Enter Serge Belemant, Wits Alumnus, who is the Chairman of the business who was charged with the task of paying the gogo’s and the other deserving South Africans. He says, ‘cool’, and walks away hands in his pockets into the sunset, a sneaky grin on his face. This sneaky grin is not misplaced dear reader, oh no. In a nutshell, paying 16,000,000 gogo’s some cash on a monthly basis is a fabulously difficult task – systems, solutions, data, hosting, code, schema are words that come to mind. To put is simply, how do you know which gogo you have already paid and which gogos you are yet to pay? Do they have an ID book? Are they dead? Are they sick and wont be able to get to the cashiers desk? How far in advance do you send the cash? How do you send the cash? How much do you send? You get the picture….. Jump back to the room with the 2l coke bottles and the belts groaning, faces covered in 11 secret herbs and spices, people scratching their heads, some even hitting their heads because the weave is too tight and tell me in what universe this this collection of comrades think they would be able to emulate even a fraction of the service performed by CPS? Not this one.
They didn’t, because they couldn’t and that is why they have failed.

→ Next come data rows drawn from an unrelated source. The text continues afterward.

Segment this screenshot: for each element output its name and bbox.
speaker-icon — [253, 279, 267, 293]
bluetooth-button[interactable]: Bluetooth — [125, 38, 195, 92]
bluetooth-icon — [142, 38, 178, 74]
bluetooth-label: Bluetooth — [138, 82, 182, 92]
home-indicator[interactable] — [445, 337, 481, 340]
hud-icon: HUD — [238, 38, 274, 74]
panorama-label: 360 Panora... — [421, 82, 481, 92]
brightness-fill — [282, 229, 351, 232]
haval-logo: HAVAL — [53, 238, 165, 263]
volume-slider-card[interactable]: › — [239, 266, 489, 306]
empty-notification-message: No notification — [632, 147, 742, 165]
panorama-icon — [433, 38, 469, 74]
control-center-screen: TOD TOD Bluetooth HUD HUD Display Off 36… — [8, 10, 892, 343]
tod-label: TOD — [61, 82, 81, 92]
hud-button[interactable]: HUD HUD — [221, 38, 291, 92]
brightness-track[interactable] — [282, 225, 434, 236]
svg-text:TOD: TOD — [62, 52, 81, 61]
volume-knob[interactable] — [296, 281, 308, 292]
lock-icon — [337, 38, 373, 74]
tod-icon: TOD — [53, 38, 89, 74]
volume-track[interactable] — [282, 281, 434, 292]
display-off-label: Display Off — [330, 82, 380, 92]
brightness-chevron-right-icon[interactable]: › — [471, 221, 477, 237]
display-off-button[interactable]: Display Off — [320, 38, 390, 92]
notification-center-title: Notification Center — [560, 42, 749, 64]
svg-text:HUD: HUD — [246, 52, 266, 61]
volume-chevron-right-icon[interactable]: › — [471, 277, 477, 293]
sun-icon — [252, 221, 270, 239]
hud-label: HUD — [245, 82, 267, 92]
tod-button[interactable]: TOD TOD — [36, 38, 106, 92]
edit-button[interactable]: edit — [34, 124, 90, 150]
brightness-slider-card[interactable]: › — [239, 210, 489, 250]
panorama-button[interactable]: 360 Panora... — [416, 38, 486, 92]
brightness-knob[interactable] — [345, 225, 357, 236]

Waiting in the wings is another South African saint, The Chief Justice, Mogeng Mogeng. A true South African in every sense of the word, incredibly successful, articulate and quite clearly has the best interests of the Country at heart. Nailed Jacob Zuma and found him to have breached his oath of office (we will tackle that another time), so we like this fellow. He summons Bathabile Dlamini to Bloem for a show down, why you ask? Because she has run the Department of Social Development into the ground and the court finds the following, “This court and the whole country are now confronted with a situation where the executive arm of government admits that it is not able to fulfil its constitutional and statutory obligations to provide for the social assistance of its people”, “And in the deepest and the most shaming of ironies, it now seeks to rely on a private corporate entity with no discernible commitment to transformative empowerment to get it out of this predicament”. After Jacob Zuma’s state of the nation speech, doesn’t this hit you in the face with irony? They couldn’t find a single company with the technical skill and experience to perform the task of giving money to deserving citizens. Not a single one with any BEE credentials fit for the task. They hadn’t been able to educate a single person or group to the level of competence required even with the coffers of the country wide open and promises of rapid transformation over more than 2 decades.
This is a stunning victory for capitalism, sheer hard work and the art of the deal. Waiting in the wings for sure and certain failure of the Ministerial panto, Serge gets a call that I could only imagine went like this. “Hallo, Mr Serge pleze come back”. Serge being the gent he is says, “Only with the greatest of pleasure, Madame” – the grin on his face now a beaming smile from ear to ear. Just before he ends the call he also mentions in passing that the terms of the agreement, on the 11th hour with chaos erupting across the country, have now changed some what. “CPS will now be charging 30% more per social grant payment”, around R16.50 per person per payment every month for the next 5 years. This in the context of a KFC task team setup to eradicate this cost altogether. The art of the deal, pure and simple, and surely the nail in the coffin on the political career of someone who spends waaay too much time at Saxonwold Shebeen.
And in an even more stunning twist, the Constitutional Court have now given Bathabile Dlamini 2 weeks to come up with reasons as to why she shouldn’t be personally liable for wasting their time and ours and the gogo’s.